Here I share a couple of tips for how to hold back your fishhook and keep your mind in a coaching mindset.

First, pause

The first step is always to embrace silence.

Give the other person time to reflect on what they said. Sometimes simply framing and describing a problem can unlock a solution in people's minds (that's even easier to see in writing). If you jump to answers too quickly, you miss out on the opportunity to let the other person develop their own solution.

If that's hard for you, try to breathe. When you hear the ask for help, take a subtle, deep breadth, and give the other person a few seconds to complete their thought. It may be just enough for them to see a path forward and not only arrive to a new conclusion, but develop a mental map for how to get there.

Then ask questions

You're not a zen master in an 80s movie (if you are, wow, thanks for coming to my website). Don't make the silence too long. If it persists, you've got to fill it in. And now's the moment to ask another question back.

A good question is the most elegant type of nudge. It shows that you trust the other person to think on their own, leveling any tense power dynamic. It acknowledges the challenge as worthy of exploration. It gives a possible hint of a solution, without going all the way there.

In my experience, the best nudge-like, coaching questions are short, open-ended and run the risk of sounding like the caricature of a psychoanalysis session. But they work!

Four of the ones I find myself naturally using over and over again (and why) are:

  • And what do you think?
    People often have hidden ideas they're not ready to articulate, which makes them see a problem as much more of a wall than a small hurdle to overcome. When you create the space for them to express their true thoughts, the problem may shrink
  • And how does that make you feel?
    We sometimes say something is a problem not for objective reasons, but because we don't feel aligned or included in it. Articulating these feelings can point to the real underlying problem.
  • And why is that a problem?
    More often than not, unspoken assumptions make a challenge seem harder than it is. Digging into why the other person sees something as a problem can help reframe it and sometimes cancel it.
  • And what else have you tried?
    We make problems seem harder because of constraints we impose upon ourselves. We assume certain paths aren't acceptable, and soon hit a wall. By encouraging others to list what else they've explored, you can help them see solutions they may have overlooked.

But please, don't constrain yourself to these.
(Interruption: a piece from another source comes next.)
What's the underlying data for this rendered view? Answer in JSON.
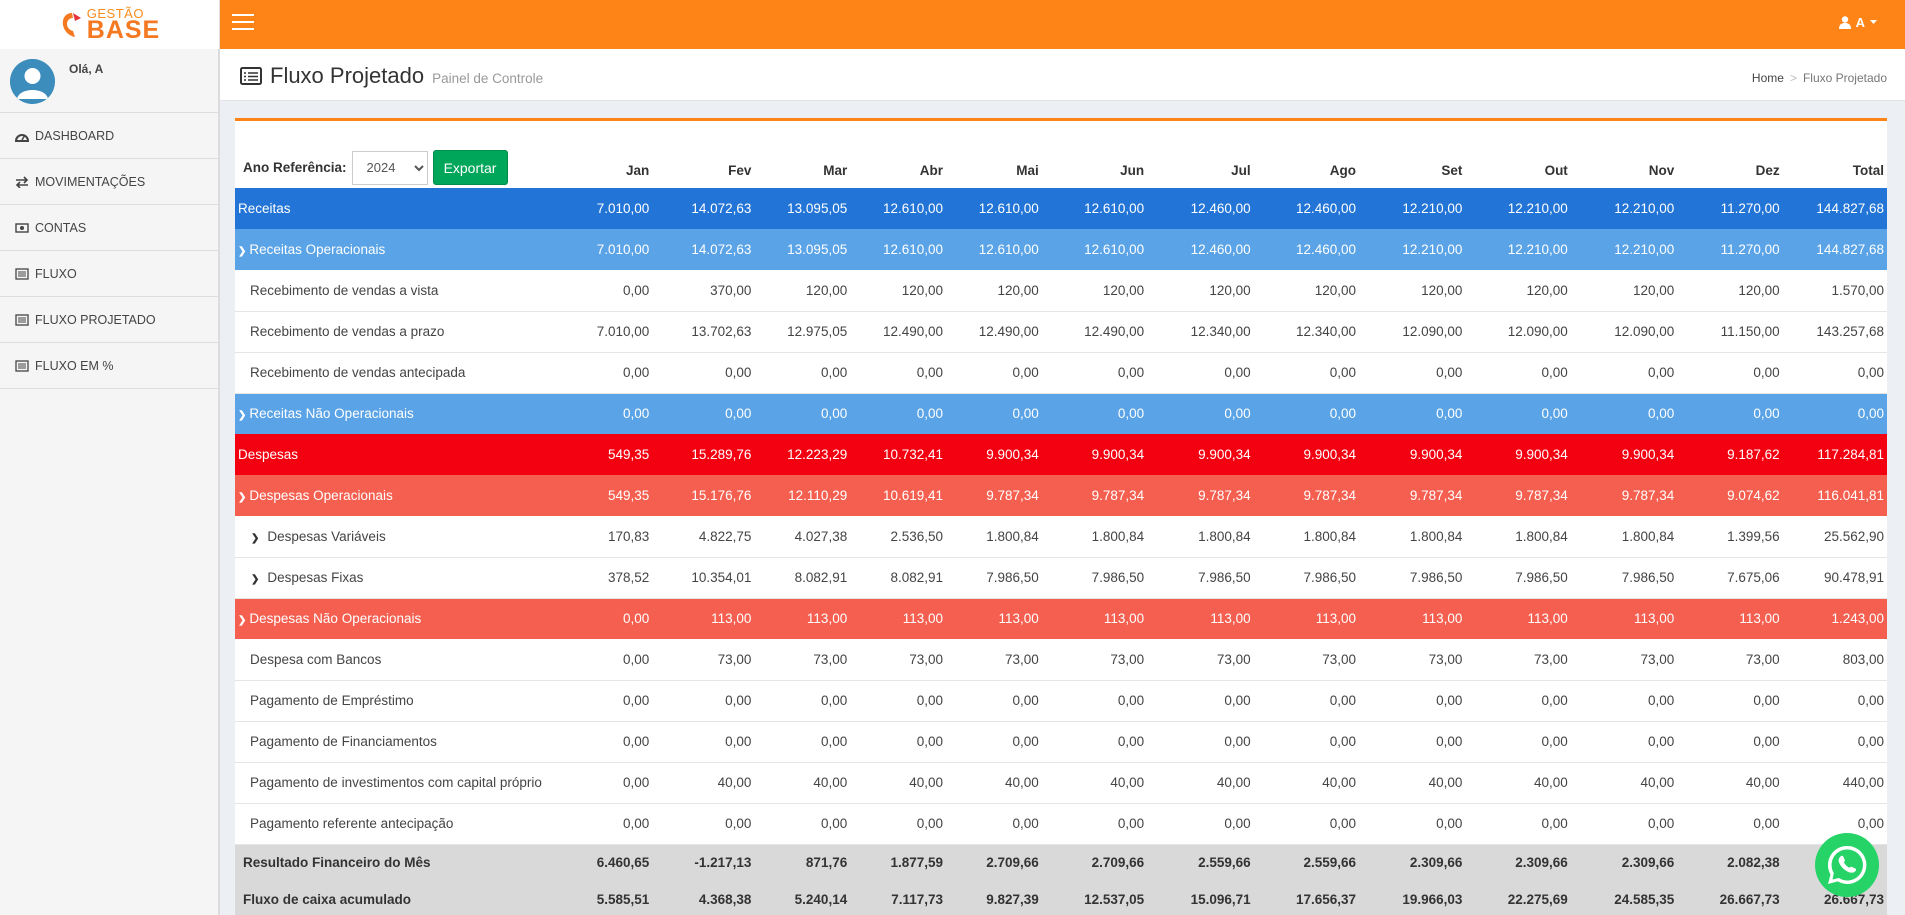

Try to find the best question for each situation, keep note of what worked and what didn't, and iterate on your approach next time.

Stick through it

This way of engaging in conversation can drain quite a bit of your energy. That's is counter-intuitive, since you're not providing answers, you're "just" helping people find their own. But holding back from providing answers can be exhausting. Our culture rewards answer so much that sticking to questions can feel like a mistake

But that's the way towards empowerment and real growth, which makes it oh so worth it.


Thanks to Neeraj Mathur for unknowingly nudging me into writing this.